3) Diversification / Specialization Forecasting
Objective: predict whether a grid becomes:
4) Emergence of Rare Functions
Objective: predict whether new categories (e.g., Culture, University, Hospital) will appear.
- Binary classification (appear / not appear)
- Survival analysis (time-to-event), if long time series exist
Features Typically Used
1) The POI-based metrics described above (density, category shares, richness/Shannon/Hill indices, dominance/HHI), along with lagged features — i.e., historical values of these metrics (t−1, t−2, etc.).
2) Inbound trips / attractor strength as a proxy for demand across different functions (e.g., GPS traces), plus OD flows and distance-decay profiles as indicators of the “accessible market.”
3) Network-based distances (i.e., along the street network) to centers, transit stops, arterial roads, and services, as well as accessibility indicators to POIs.

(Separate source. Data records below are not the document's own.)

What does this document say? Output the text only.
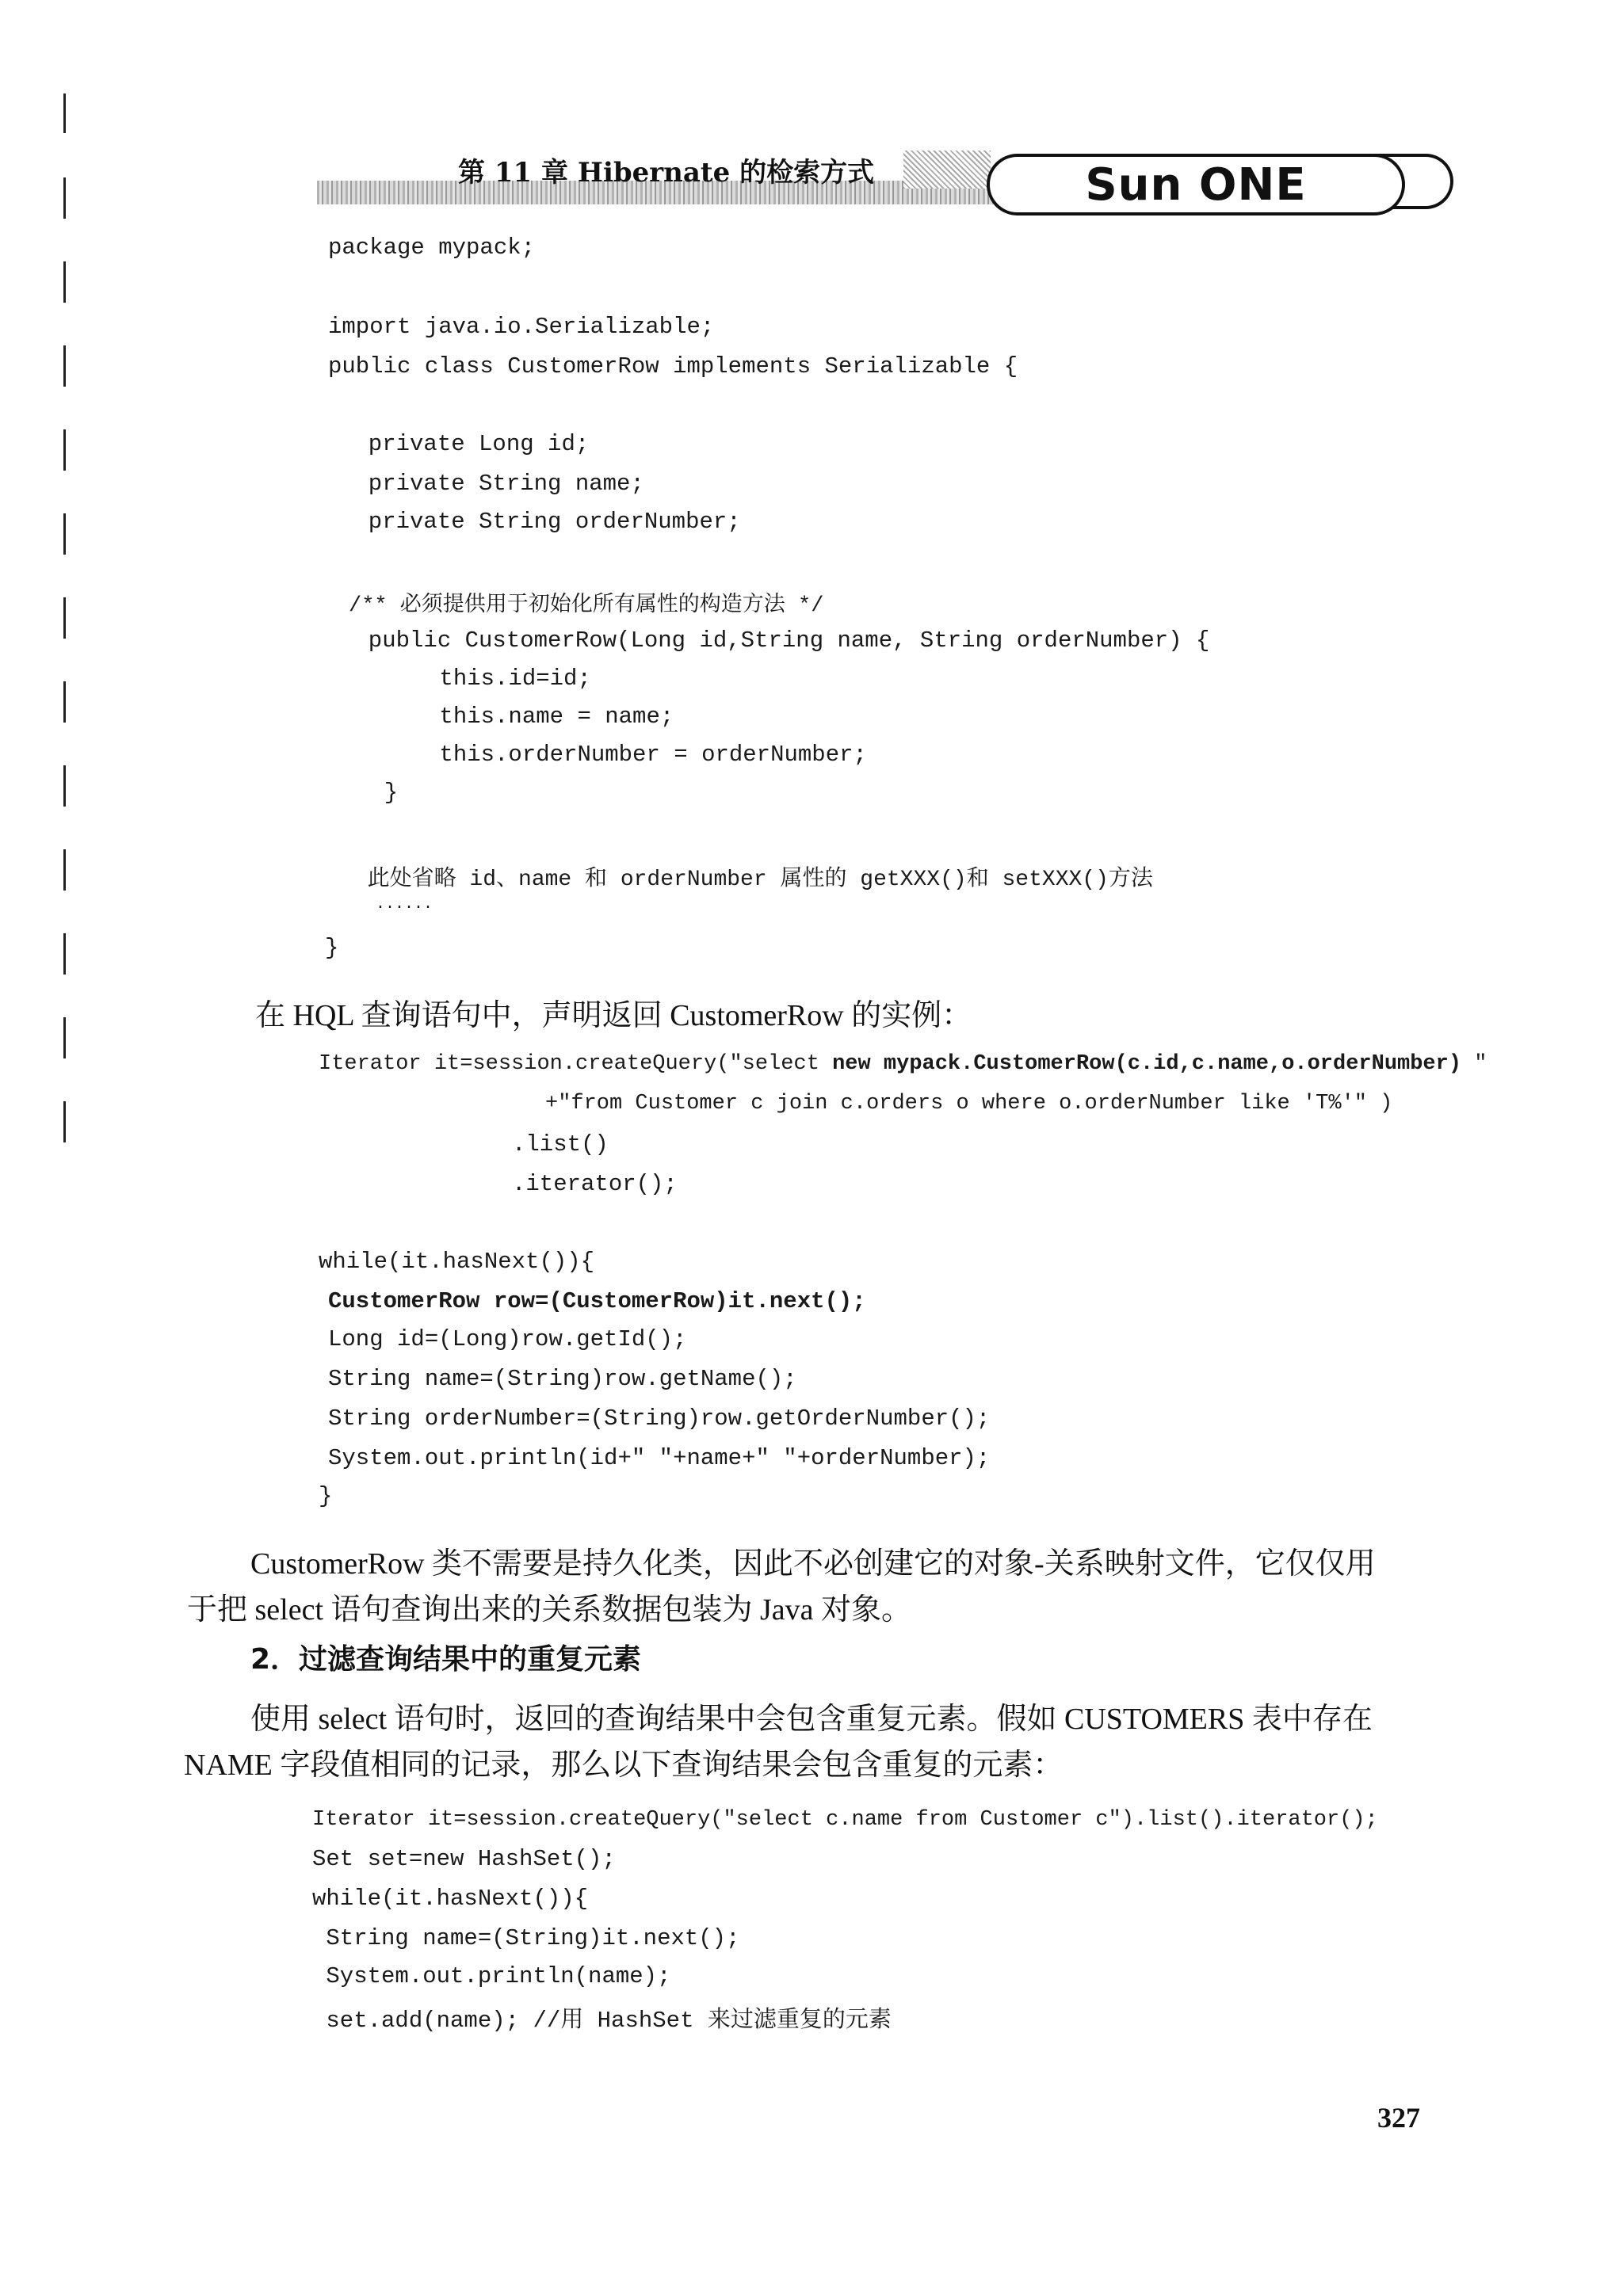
第 11 章 Hibernate 的检索方式	Sun ONE
package mypack;
import java.io.Serializable;
public class CustomerRow implements Serializable {
private Long id;
private String name;
private String orderNumber;
/** 必须提供用于初始化所有属性的构造方法 */
public CustomerRow(Long id,String name, String orderNumber) {
this.id=id;
this.name = name;
this.orderNumber = orderNumber;
}
此处省略 id、name 和 orderNumber 属性的 getXXX()和 setXXX()方法
......
}
在 HQL 查询语句中，声明返回 CustomerRow 的实例：
Iterator it=session.createQuery("select new mypack.CustomerRow(c.id,c.name,o.orderNumber) "
+"from Customer c join c.orders o where o.orderNumber like 'T%'" )
.list()
.iterator();
while(it.hasNext()){
CustomerRow row=(CustomerRow)it.next();
Long id=(Long)row.getId();
String name=(String)row.getName();
String orderNumber=(String)row.getOrderNumber();
System.out.println(id+" "+name+" "+orderNumber);
}
CustomerRow 类不需要是持久化类，因此不必创建它的对象-关系映射文件，它仅仅用
于把 select 语句查询出来的关系数据包装为 Java 对象。
2．过滤查询结果中的重复元素
使用 select 语句时，返回的查询结果中会包含重复元素。假如 CUSTOMERS 表中存在
NAME 字段值相同的记录，那么以下查询结果会包含重复的元素：
Iterator it=session.createQuery("select c.name from Customer c").list().iterator();
Set set=new HashSet();
while(it.hasNext()){
String name=(String)it.next();
System.out.println(name);
set.add(name); //用 HashSet 来过滤重复的元素
327
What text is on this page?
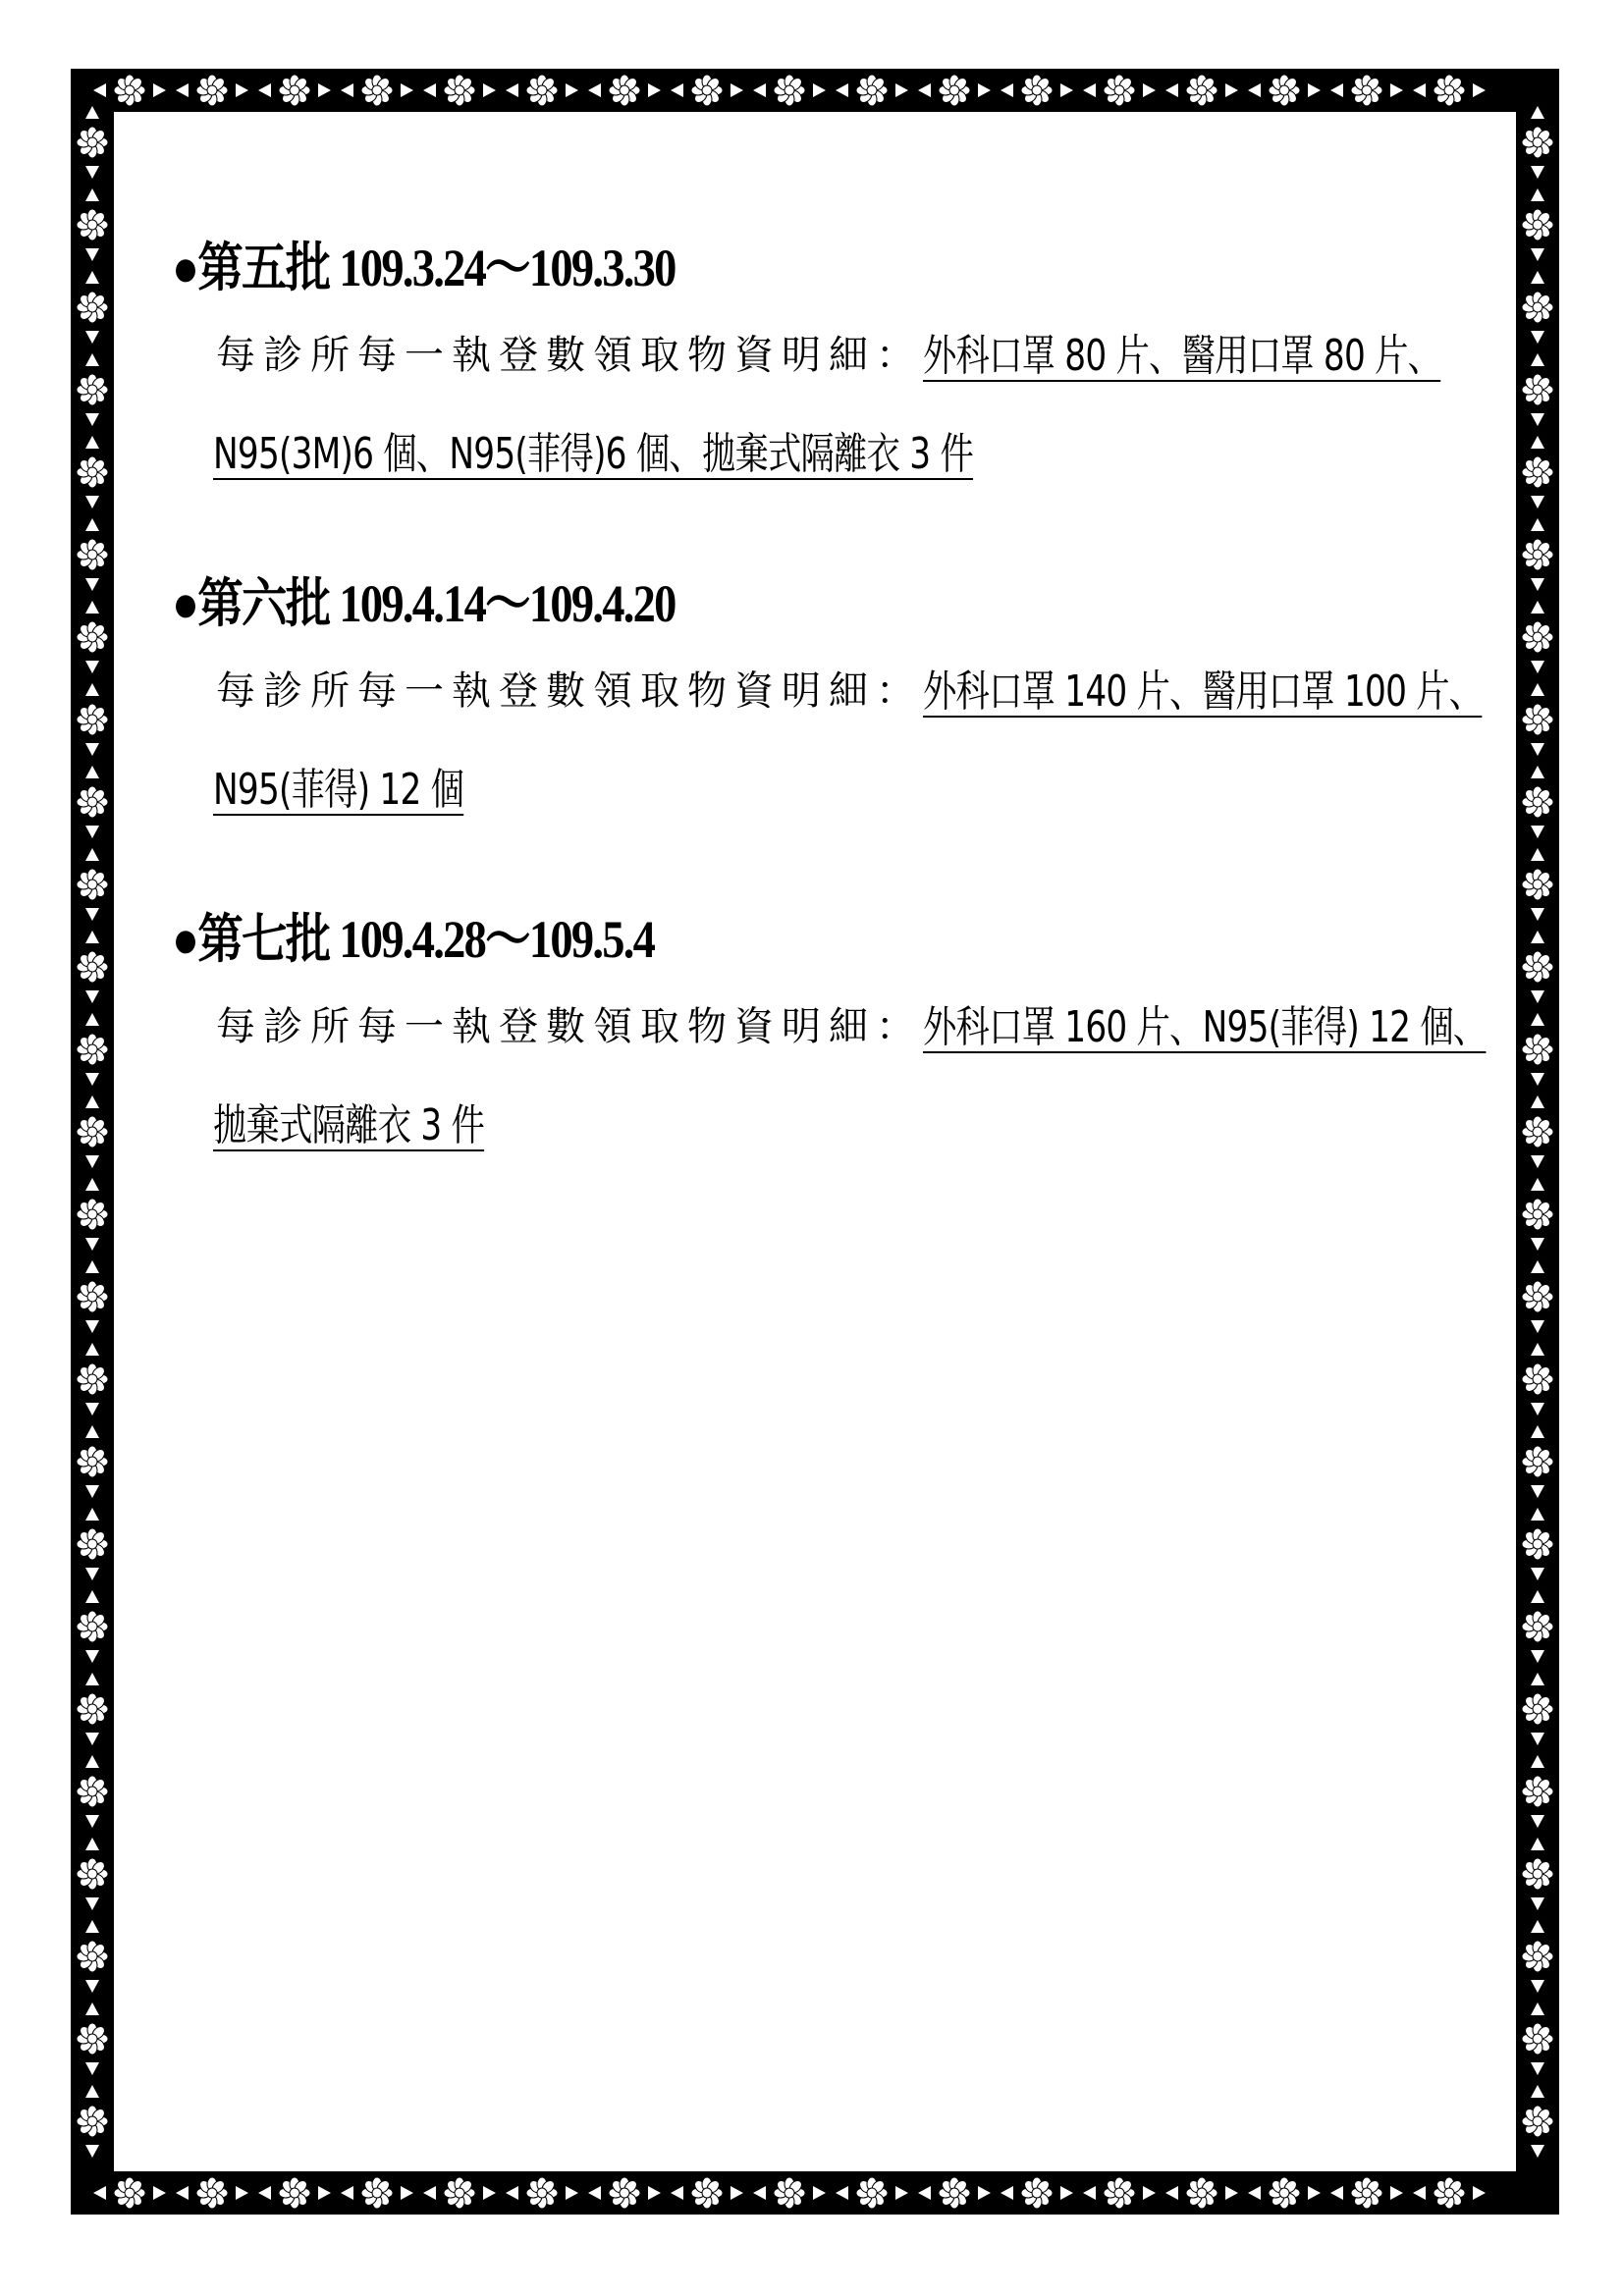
●第五批 109.3.24～109.3.30
每診所每一執登數領取物資明細： 外科口罩 80 片、醫用口罩 80 片、
N95(3M)6 個、N95(菲得)6 個、拋棄式隔離衣 3 件
●第六批 109.4.14～109.4.20
每診所每一執登數領取物資明細： 外科口罩 140 片、醫用口罩 100 片、
N95(菲得) 12 個
●第七批 109.4.28～109.5.4
每診所每一執登數領取物資明細： 外科口罩 160 片、N95(菲得) 12 個、
拋棄式隔離衣 3 件
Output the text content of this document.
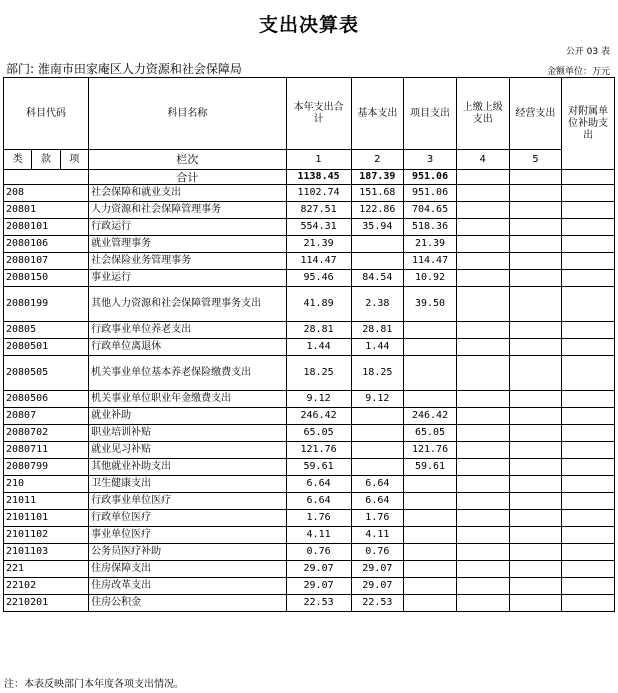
支出决算表
公开 03 表
部门: 淮南市田家庵区人力资源和社会保障局	金额单位：万元
科目代码			科目名称	本年支出合计	基本支出	项目支出	上缴上级支出	经营支出	对附属单位补助支出

类	款	项	栏次	1	2	3	4	5	
			合计	1138.45	187.39	951.06			
208			社会保障和就业支出	1102.74	151.68	951.06			
20801			人力资源和社会保障管理事务	827.51	122.86	704.65			
2080101			行政运行	554.31	35.94	518.36			
2080106			就业管理事务	21.39		21.39			
2080107			社会保险业务管理事务	114.47		114.47			
2080150			事业运行	95.46	84.54	10.92			
2080199			其他人力资源和社会保障管理事务支出	41.89	2.38	39.50			
20805			行政事业单位养老支出	28.81	28.81				
2080501			行政单位离退休	1.44	1.44				
2080505			机关事业单位基本养老保险缴费支出	18.25	18.25				
2080506			机关事业单位职业年金缴费支出	9.12	9.12				
20807			就业补助	246.42		246.42			
2080702			职业培训补贴	65.05		65.05			
2080711			就业见习补贴	121.76		121.76			
2080799			其他就业补助支出	59.61		59.61			
210			卫生健康支出	6.64	6.64				
21011			行政事业单位医疗	6.64	6.64				
2101101			行政单位医疗	1.76	1.76				
2101102			事业单位医疗	4.11	4.11				
2101103			公务员医疗补助	0.76	0.76				
221			住房保障支出	29.07	29.07				
22102			住房改革支出	29.07	29.07				
2210201			住房公积金	22.53	22.53				
注：本表反映部门本年度各项支出情况。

4) Features of neighboring grid cells: average surrounding density/diversification, presence of “cores,” and graph-based features (grid adjacency or road-network connectivity) — particularly in neural network models.
Modeling Approaches
I. CA–Markov
Used for modeling structural transitions rather than precise POI counts.
There’s a solid GeoAI-based implementation of this on GitHub.
II. XGBoost and Similar Gradient Boosting Models
If the goal is to predict growth or decline in POI categories or diversity metrics, gradient boosting methods and other tabular models perform particularly well — especially when the time series is relatively short. Mobility, accessibility, and lagged features can also be incorporated naturally and without much friction.
These models are a strong choice when quantitative accuracy is the priority: they can estimate how many and which types of functions are likely to appear. However, they do not explicitly model spatial dynamics and typically capture spatial effects only weakly.
III. LSTM / Transformers / Graph Neural Networks
They are used when many time steps are available and when complex “neighbors ↔ time” interactions matter. The key feature is that they jointly model temporal and spatial dependencies.
This approach is more demanding — it requires a long time series — but offers the highest predictive power. At the same time, interpretability is more challenging, which is why it is less frequently applied in policy-making contexts.
Recent example: Urban Grid Population Inflow Prediction via POI-Enhanced Conditional Diffusion with Dual-Dimensional Attention (2025).
Applied Value
For Urban Planners & Local Authorities
- Preventing mono-functionality
High dominance + low Hill → risk of “dead zones” outside peak hours. - Targeted development policies
For Private Business
- Expansion strategy
POI metrics serve as proxies for pedestrian flows, customer mix, and temporal demand patterns.